Apartando la cara del hueco del hombro de Janet, le buscó los ojos para
decírselo, para agradecerle que al final hubiera callado; no podía sospechar
otras razones para esa resistencia salvaje, ese debatirse que lo había obligado
a forzarla sin lástima, pero ahora tampoco comprendía bien la entrega, el
brusco silencio. Janet lo estaba mirando, una de sus piernas había resbalado
lentamente hacia afuera. Robert empezó a apartarse, a salir de ella, mirándola en
los ojos. Comprendió que Janet no lo veía.
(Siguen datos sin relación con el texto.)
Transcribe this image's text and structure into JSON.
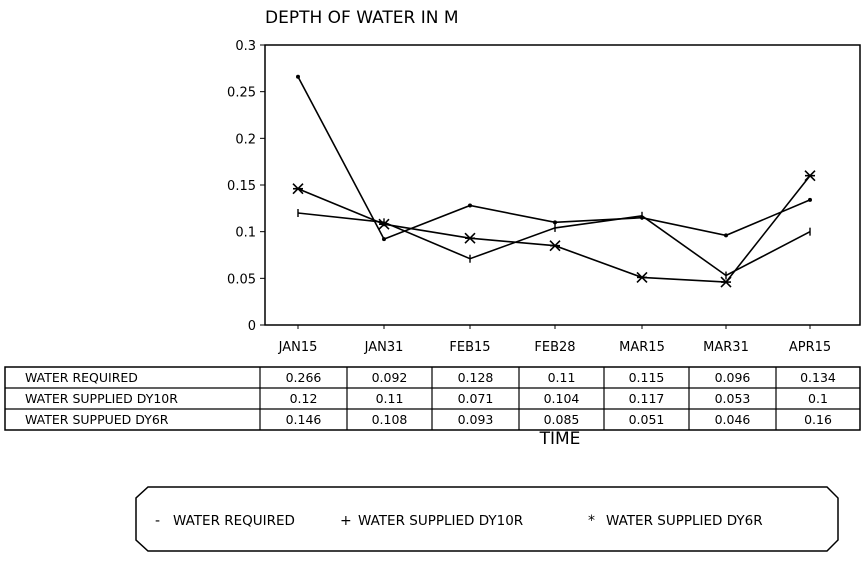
{
  "chart_data": {
    "type": "line",
    "title": "DEPTH OF WATER IN M",
    "xlabel": "TIME",
    "ylabel": "",
    "categories": [
      "JAN15",
      "JAN31",
      "FEB15",
      "FEB28",
      "MAR15",
      "MAR31",
      "APR15"
    ],
    "ylim": [
      0,
      0.3
    ],
    "yticks": [
      "0",
      "0.05",
      "0.1",
      "0.15",
      "0.2",
      "0.25",
      "0.3"
    ],
    "series": [
      {
        "name": "WATER REQUIRED",
        "legend_symbol": "-",
        "marker": "dot",
        "values": [
          0.266,
          0.092,
          0.128,
          0.11,
          0.115,
          0.096,
          0.134
        ],
        "labels": [
          "0.266",
          "0.092",
          "0.128",
          "0.11",
          "0.115",
          "0.096",
          "0.134"
        ]
      },
      {
        "name": "WATER SUPPLIED DY10R",
        "legend_name": "WATER SUPPLIED DY10R",
        "legend_symbol": "+",
        "marker": "plus",
        "values": [
          0.12,
          0.11,
          0.071,
          0.104,
          0.117,
          0.053,
          0.1
        ],
        "labels": [
          "0.12",
          "0.11",
          "0.071",
          "0.104",
          "0.117",
          "0.053",
          "0.1"
        ]
      },
      {
        "name": "WATER SUPPUED DY6R",
        "legend_name": "WATER SUPPLIED DY6R",
        "legend_symbol": "*",
        "marker": "star",
        "values": [
          0.146,
          0.108,
          0.093,
          0.085,
          0.051,
          0.046,
          0.16
        ],
        "labels": [
          "0.146",
          "0.108",
          "0.093",
          "0.085",
          "0.051",
          "0.046",
          "0.16"
        ]
      }
    ],
    "grid": false,
    "legend": "bottom"
  }
}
Ni lágrimas ni aire, el aire había faltado de golpe,
desde el fondo del cráneo una ola le había tapado los ojos, ya no tenía cuerpo,
lo último había sido el dolor una y otra vez y entonces en mitad del alarido el
aire había faltado de golpe, expirado sin volver a entrar, sustituido por el
velo rojo como párpados de sangre, un silencio pegajoso, algo que duraba sin
ser, algo que era de otro modo donde todo seguía estando pero de otro modo, más
acá de los sentidos y del recuerdo.
No
lo veía, los ojos dilatados le pasaban a través de la cara. Arrancándose de
ella se arrodilló a su lado, hablándole mientras sus manos reajustaban
malamente el pantalón y buscaban la hebilla del cierre como trabajando por su
cuenta, alisando la camisa y metiendo los faldones bajo el cinturón. Veía la
boca entreabierta y torcida, el hilo de baba rosada resbalando por el mentón,
los brazos en cruz con las manos crispadas, los dedos inmóviles, el pecho
inmóvil, el vientre desnudo inmóvil con sangre brillando, resbalando lentamente
por los muslos entreabiertos. Cuando gritó, levantándose de un salto, creyó por
un segundo que el grito venía de Janet, pero desde arriba, parado como un
muñeco oscilante, veía las marcas en la garganta, el torcimiento inadmisible
del cuello que ladeaba la cabeza de Janet, la volvía algo que se estaba
burlando de él con un gesto de títere caído, todas las cuerdas cortadas.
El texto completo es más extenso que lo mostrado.